I think I was ten at the time and $130 seemed like…well, less than a million dollars but not by much. The primary expenditure in my life was the purchase of comic books, most of which I bought at used book shops where I could get six for 25 cents. I did some instant arithmetic. $130 was 3,120 comic books.

But not really. There were many current comic books on the newsstand that looked so wonderful that I couldn't resist paying full cover price, which then was a dime. So maybe it was more like 2,000 comics. I remember thinking, "Gee, it's too bad I won't have a little house in the backyard to store them in."

My mother then said, "Now, don't think I'm going to let you spend the $130 all on comic books. Some of it's going to have to go for clothes and other expenses."

I asked, "Could I buy a pair of socks and spend the rest on comic books?" She said no. I could spend $30 on comics and then the remaining $100 would go towards, as she put it, "Necessities of Life." I tried to argue that Detective Comics was one but all she said was, "Nice try, kid. Nice try." I never could put one over on my mother. My father, yes…but not my mother.

Still, I took the offer. Thirty bucks worth of comic books was, after all, thirty bucks worth of comic books. Even at twelve cents apiece, that was a lot.

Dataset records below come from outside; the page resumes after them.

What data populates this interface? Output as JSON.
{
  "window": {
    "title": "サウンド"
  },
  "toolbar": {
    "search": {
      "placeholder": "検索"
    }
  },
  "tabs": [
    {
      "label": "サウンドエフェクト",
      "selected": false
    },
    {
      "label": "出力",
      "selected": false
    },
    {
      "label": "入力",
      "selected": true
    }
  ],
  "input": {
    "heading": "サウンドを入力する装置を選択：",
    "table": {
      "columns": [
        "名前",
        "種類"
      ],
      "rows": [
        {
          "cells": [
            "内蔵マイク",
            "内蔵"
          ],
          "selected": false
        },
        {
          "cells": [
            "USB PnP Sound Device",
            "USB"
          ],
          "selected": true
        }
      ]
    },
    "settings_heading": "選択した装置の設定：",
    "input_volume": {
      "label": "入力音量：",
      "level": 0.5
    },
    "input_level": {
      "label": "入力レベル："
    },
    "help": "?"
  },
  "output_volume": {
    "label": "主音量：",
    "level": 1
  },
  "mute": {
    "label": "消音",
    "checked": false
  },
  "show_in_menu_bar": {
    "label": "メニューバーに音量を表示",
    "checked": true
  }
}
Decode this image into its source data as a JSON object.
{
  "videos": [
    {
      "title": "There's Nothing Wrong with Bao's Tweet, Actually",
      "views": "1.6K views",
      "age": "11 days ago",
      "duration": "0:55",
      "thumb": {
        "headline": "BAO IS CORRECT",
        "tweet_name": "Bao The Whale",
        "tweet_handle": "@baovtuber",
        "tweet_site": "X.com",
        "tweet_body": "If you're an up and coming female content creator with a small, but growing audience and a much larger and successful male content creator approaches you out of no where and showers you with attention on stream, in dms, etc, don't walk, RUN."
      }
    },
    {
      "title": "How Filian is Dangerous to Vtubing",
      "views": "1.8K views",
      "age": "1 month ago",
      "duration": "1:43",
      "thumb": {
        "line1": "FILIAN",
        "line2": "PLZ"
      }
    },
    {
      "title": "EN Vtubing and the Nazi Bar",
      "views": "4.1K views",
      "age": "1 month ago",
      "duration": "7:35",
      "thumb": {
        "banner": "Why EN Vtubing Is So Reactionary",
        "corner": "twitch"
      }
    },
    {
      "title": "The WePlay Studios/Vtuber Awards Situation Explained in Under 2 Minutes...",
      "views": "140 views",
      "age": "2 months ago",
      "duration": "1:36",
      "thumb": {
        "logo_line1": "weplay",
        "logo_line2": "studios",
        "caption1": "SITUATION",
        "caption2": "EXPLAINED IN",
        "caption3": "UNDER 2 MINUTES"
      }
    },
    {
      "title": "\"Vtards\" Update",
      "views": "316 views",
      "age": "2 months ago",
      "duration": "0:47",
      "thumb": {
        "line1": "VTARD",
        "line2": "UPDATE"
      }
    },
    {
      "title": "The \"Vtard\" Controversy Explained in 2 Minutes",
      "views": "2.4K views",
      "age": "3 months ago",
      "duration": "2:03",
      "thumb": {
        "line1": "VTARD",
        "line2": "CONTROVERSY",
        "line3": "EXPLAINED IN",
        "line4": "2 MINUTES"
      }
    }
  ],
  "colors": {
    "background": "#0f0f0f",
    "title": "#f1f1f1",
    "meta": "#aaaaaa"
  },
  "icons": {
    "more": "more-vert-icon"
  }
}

She presented the proposition to my father: "Give us the money and Mark and I will tear down the little house." He was skeptical but obviously, there was a value to keeping the dough within the family. "You've got a deal," he told us. "But for God's sake, be careful."

We were…and it was, up to a point, enormous fun. The little house was built like a real house but without a concrete foundation. We bought tools so I had safety goggles and gloves and a sledge hammer that was appropriate to my size and a big crowbar that I used to pry the shingles off the exterior. Once I did that, some of the walls beneath them could be knocked down with the sledge hammer, even by a ten-year-old boy. The little house turned out to be in even worse shape than we'd thought, plus we also had a big assist from those termites.

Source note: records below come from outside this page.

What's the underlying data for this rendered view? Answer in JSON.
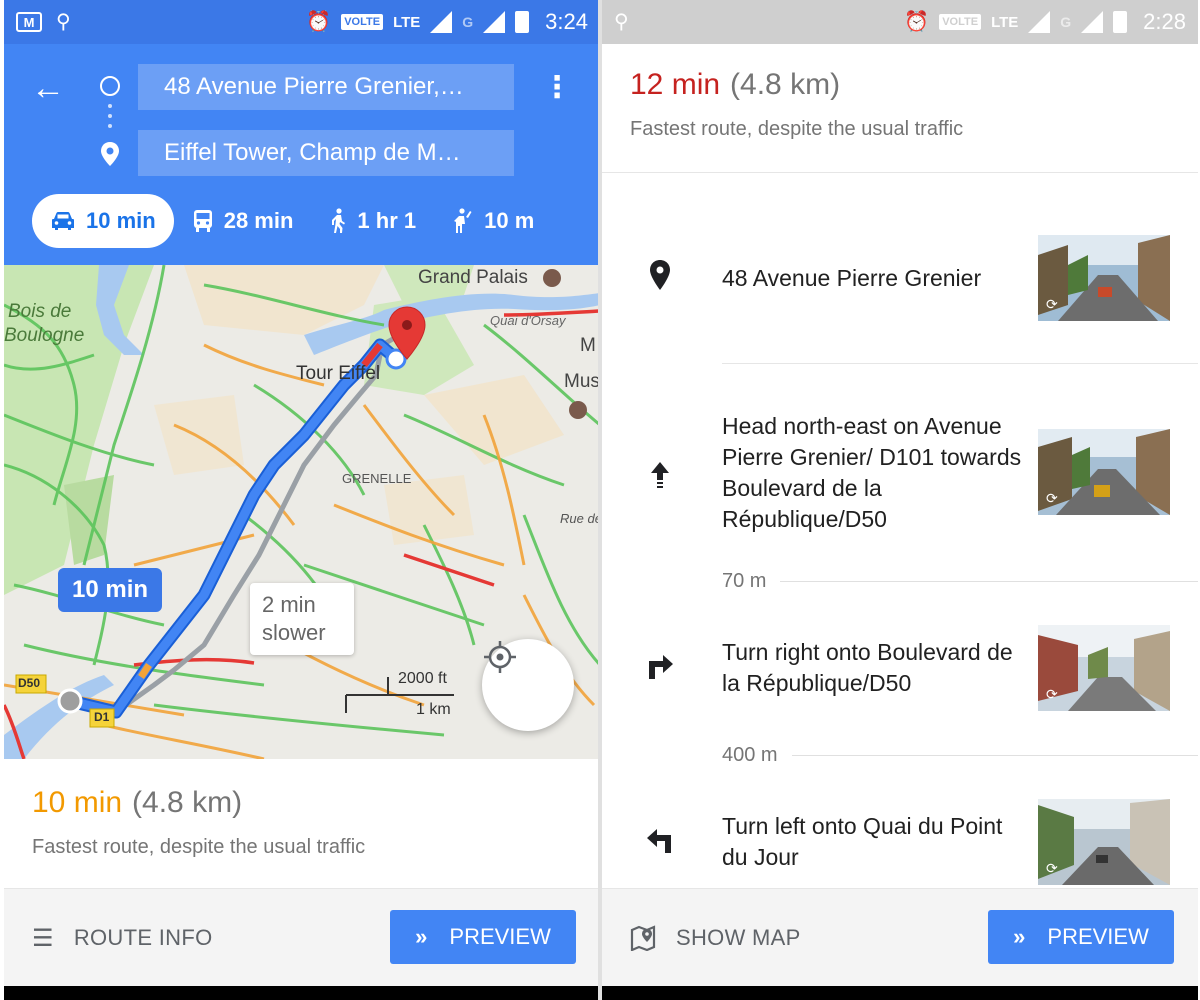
{
  "left": {
    "status": {
      "time": "3:24",
      "volte": "VOLTE",
      "lte": "LTE",
      "g": "G"
    },
    "route": {
      "origin": "48 Avenue Pierre Grenier,…",
      "destination": "Eiffel Tower, Champ de M…"
    },
    "modes": [
      {
        "icon": "car-icon",
        "label": "10 min",
        "active": true
      },
      {
        "icon": "transit-icon",
        "label": "28 min"
      },
      {
        "icon": "walk-icon",
        "label": "1 hr 1"
      },
      {
        "icon": "ride-icon",
        "label": "10 m"
      }
    ],
    "map": {
      "labels": {
        "grand_palais": "Grand Palais",
        "quai_orsay": "Quai d'Orsay",
        "bois": "Bois de",
        "boulogne": "Boulogne",
        "tour_eiffel": "Tour Eiffel",
        "m": "M",
        "mus": "Mus",
        "grenelle": "GRENELLE",
        "rue_de": "Rue de",
        "d50": "D50",
        "d1": "D1"
      },
      "route_time": "10 min",
      "alt_line1": "2 min",
      "alt_line2": "slower",
      "scale_ft": "2000 ft",
      "scale_km": "1 km",
      "colors": {
        "route": "#4285f4",
        "alt_route": "#9aa0a6",
        "traffic_green": "#5cc45c",
        "traffic_orange": "#f2a33a",
        "traffic_red": "#e53935",
        "park": "#c8e6b3",
        "water": "#a8c9f0"
      }
    },
    "summary": {
      "time": "10 min",
      "distance": "(4.8 km)",
      "desc": "Fastest route, despite the usual traffic"
    },
    "bottom": {
      "left_label": "ROUTE INFO",
      "left_icon": "list-icon",
      "preview_label": "PREVIEW",
      "preview_icon": "double-chevron-icon"
    }
  },
  "right": {
    "status": {
      "time": "2:28",
      "volte": "VOLTE",
      "lte": "LTE",
      "g": "G"
    },
    "summary": {
      "time": "12 min",
      "distance": "(4.8 km)",
      "desc": "Fastest route, despite the usual traffic"
    },
    "steps": [
      {
        "icon": "place-pin-icon",
        "text": "48 Avenue Pierre Grenier"
      },
      {
        "icon": "arrow-up-icon",
        "text": "Head north-east on Avenue Pierre Grenier/ D101 towards Boulevard de la République/D50"
      },
      {
        "icon": "turn-right-icon",
        "text": "Turn right onto Boulevard de la République/D50"
      },
      {
        "icon": "turn-left-icon",
        "text": "Turn left onto Quai du Point du Jour"
      }
    ],
    "distances": [
      "70 m",
      "400 m"
    ],
    "bottom": {
      "left_label": "SHOW MAP",
      "left_icon": "map-pin-icon",
      "preview_label": "PREVIEW",
      "preview_icon": "double-chevron-icon"
    }
  }
}
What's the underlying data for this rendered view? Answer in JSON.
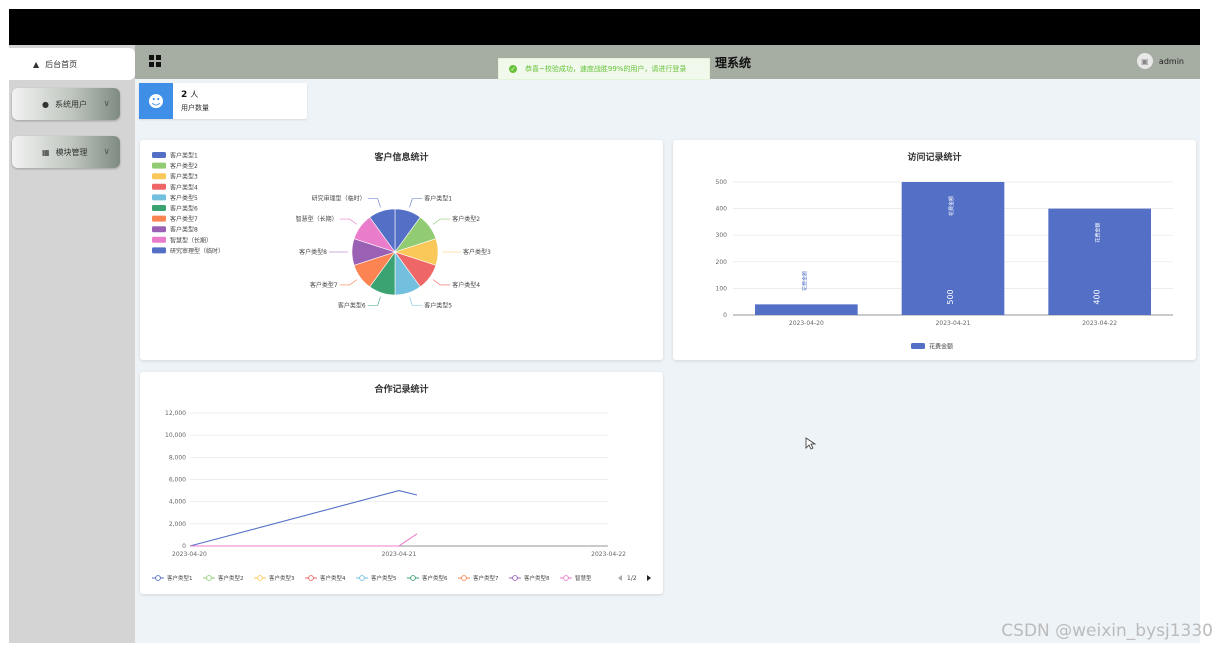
{
  "sidebar": {
    "home_label": "后台首页",
    "items": [
      {
        "label": "系统用户"
      },
      {
        "label": "模块管理"
      }
    ]
  },
  "header": {
    "title": "理系统",
    "user": "admin"
  },
  "toast": {
    "message": "恭喜~校验成功，速度战胜99%的用户，请进行登录"
  },
  "stat": {
    "count": "2",
    "unit": "人",
    "label": "用户数量"
  },
  "pie_card": {
    "title": "客户信息统计",
    "legend": [
      "客户类型1",
      "客户类型2",
      "客户类型3",
      "客户类型4",
      "客户类型5",
      "客户类型6",
      "客户类型7",
      "客户类型8",
      "智慧型（长期）",
      "研究审理型（临时）"
    ],
    "slice_labels": [
      "客户类型1",
      "客户类型2",
      "客户类型3",
      "客户类型4",
      "客户类型5",
      "客户类型6",
      "客户类型7",
      "客户类型8",
      "智慧型（长期）",
      "研究审理型（临时）"
    ],
    "colors": [
      "#5470c6",
      "#91cc75",
      "#fac858",
      "#ee6666",
      "#73c0de",
      "#3ba272",
      "#fc8452",
      "#9a60b4",
      "#ea7ccc",
      "#5470c6"
    ]
  },
  "bar_card": {
    "title": "访问记录统计",
    "legend": "花费金额",
    "bar_label": "花费金额",
    "color": "#5470c6"
  },
  "line_card": {
    "title": "合作记录统计",
    "legend": [
      "客户类型1",
      "客户类型2",
      "客户类型3",
      "客户类型4",
      "客户类型5",
      "客户类型6",
      "客户类型7",
      "客户类型8",
      "智慧型"
    ],
    "legend_colors": [
      "#5470c6",
      "#91cc75",
      "#fac858",
      "#ee6666",
      "#73c0de",
      "#3ba272",
      "#fc8452",
      "#9a60b4",
      "#ea7ccc"
    ],
    "pager": "1/2"
  },
  "chart_data": [
    {
      "type": "pie",
      "title": "客户信息统计",
      "categories": [
        "客户类型1",
        "客户类型2",
        "客户类型3",
        "客户类型4",
        "客户类型5",
        "客户类型6",
        "客户类型7",
        "客户类型8",
        "智慧型（长期）",
        "研究审理型（临时）"
      ],
      "values": [
        1,
        1,
        1,
        1,
        1,
        1,
        1,
        1,
        1,
        1
      ],
      "legend": "left"
    },
    {
      "type": "bar",
      "title": "访问记录统计",
      "categories": [
        "2023-04-20",
        "2023-04-21",
        "2023-04-22"
      ],
      "series": [
        {
          "name": "花费金额",
          "values": [
            40,
            500,
            400
          ]
        }
      ],
      "data_labels": [
        "",
        "500",
        "400"
      ],
      "yticks": [
        "0",
        "100",
        "200",
        "300",
        "400",
        "500"
      ],
      "ylim": [
        0,
        500
      ],
      "legend": "bottom"
    },
    {
      "type": "line",
      "title": "合作记录统计",
      "x": [
        "2023-04-20",
        "2023-04-21",
        "2023-04-22"
      ],
      "series": [
        {
          "name": "客户类型1",
          "points": [
            [
              "2023-04-20",
              0
            ],
            [
              "2023-04-21",
              5000
            ],
            [
              "2023-04-21",
              4600
            ]
          ]
        },
        {
          "name": "智慧型",
          "points": [
            [
              "2023-04-20",
              0
            ],
            [
              "2023-04-21",
              0
            ],
            [
              "2023-04-21",
              1100
            ]
          ]
        }
      ],
      "yticks": [
        "0",
        "2,000",
        "4,000",
        "6,000",
        "8,000",
        "10,000",
        "12,000"
      ],
      "ylim": [
        0,
        12000
      ],
      "legend": "bottom"
    }
  ],
  "watermark": "CSDN @weixin_bysj1330"
}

When we got the place down to the framework, Uncle Nathan decided to get in on the action. He went someplace and rented a gasoline-fueled power saw and then came over and cut down some of the upright beams, collapsing the roof. Boy, that was exciting. Many years later, I was outside the Hacienda Hotel in Las Vegas the night it was imploded with thousands of gallons of liquid explosives. Watching the little house come down was more memorable and astonishing.

Then Uncle Nathan sawed the roof and interior paneling into smaller chunks that Felipe the Gardener could fit into his truck. When the house was almost down, we paid Felipe to dig up the wooden frame that had formed the foundation. He then hauled the wreckage away and we were done.

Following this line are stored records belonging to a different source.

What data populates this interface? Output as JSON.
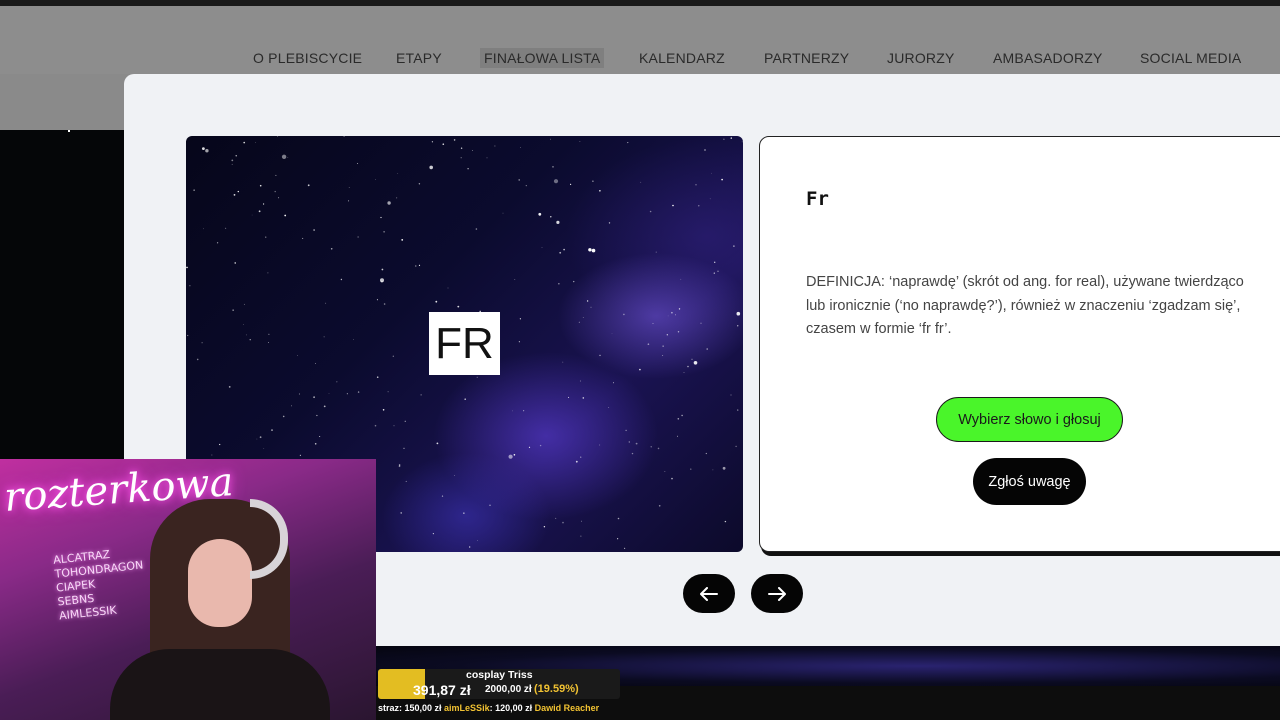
{
  "nav": {
    "items": [
      "O PLEBISCYCIE",
      "ETAPY",
      "FINAŁOWA LISTA",
      "KALENDARZ",
      "PARTNERZY",
      "JURORZY",
      "AMBASADORZY",
      "SOCIAL MEDIA"
    ],
    "active": "FINAŁOWA LISTA"
  },
  "slide": {
    "image_word": "FR",
    "word_title": "Fr",
    "definition": "DEFINICJA: ‘naprawdę’ (skrót od ang. for real), używane twierdząco lub ironicznie (‘no naprawdę?’), również w znaczeniu ‘zgadzam się’, czasem w formie ‘fr fr’.",
    "vote_label": "Wybierz słowo i głosuj",
    "report_label": "Zgłoś uwagę",
    "vote_color": "#4af52a"
  },
  "carousel": {
    "prev_icon": "arrow-left-icon",
    "next_icon": "arrow-right-icon"
  },
  "stream": {
    "neon_sign": "rozterkowa",
    "neon_names": [
      "ALCATRAZ",
      "TOHONDRAGON",
      "CIAPEK",
      "SEBNS",
      "AIMLESSIK"
    ],
    "goal_title": "cosplay Triss",
    "goal_amount": "391,87 zł",
    "goal_target": "2000,00 zł",
    "goal_percent": "(19.59%)",
    "goal_progress": 0.1959,
    "goal_color": "#e3bd22",
    "ticker": [
      {
        "name": "",
        "text": "straz: 150,00 zł "
      },
      {
        "name": "aimLeSSik",
        "text": ": 120,00 zł "
      },
      {
        "name": "Dawid Reacher",
        "text": ""
      }
    ]
  }
}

My father was amazed. Absolutely amazed. He stood out in the backyard, staring at the plot where the little house had been and he said over and over, "I can't believe you did it! I cannot believe it!"

Between that extra cost of Felipe's excavation and what we spent on tools, we didn't clear $260. It was more like $200 but I still put aside $30 from my share for comic books and the rest went for clothes, shoes and some new shelving for my bedroom. I had to have a place to put all those comic books, after all. That was a Necessity of Life.

Only days after the little house was gone, we had to spend two nights at a nearby motel while our big house was covered with a tent. It was then filled with poison gas…which, the exterminator swore to me on the life of his children, would not harm my beloved comic book collection. As we were checking into the motel, the clerk noted that the address my father wrote on the registration card was less than a mile away. "You're not from out of town, I see. Might I ask the reason you'll be staying with us?"

My father was still reeling with astonishment at our demolition work. I guess it was partly that and partly to make a joke that he told the man, "My son here tore down our house."

The clerk gave me a look of incredulity and he asked, "Did you really do that?"

I said, "Yes." And motioning to the little suitcase I was holding, I added, "I packed my sledge hammer and my crowbar! If the TV in our room doesn't work, this place will be a parking lot by morning!"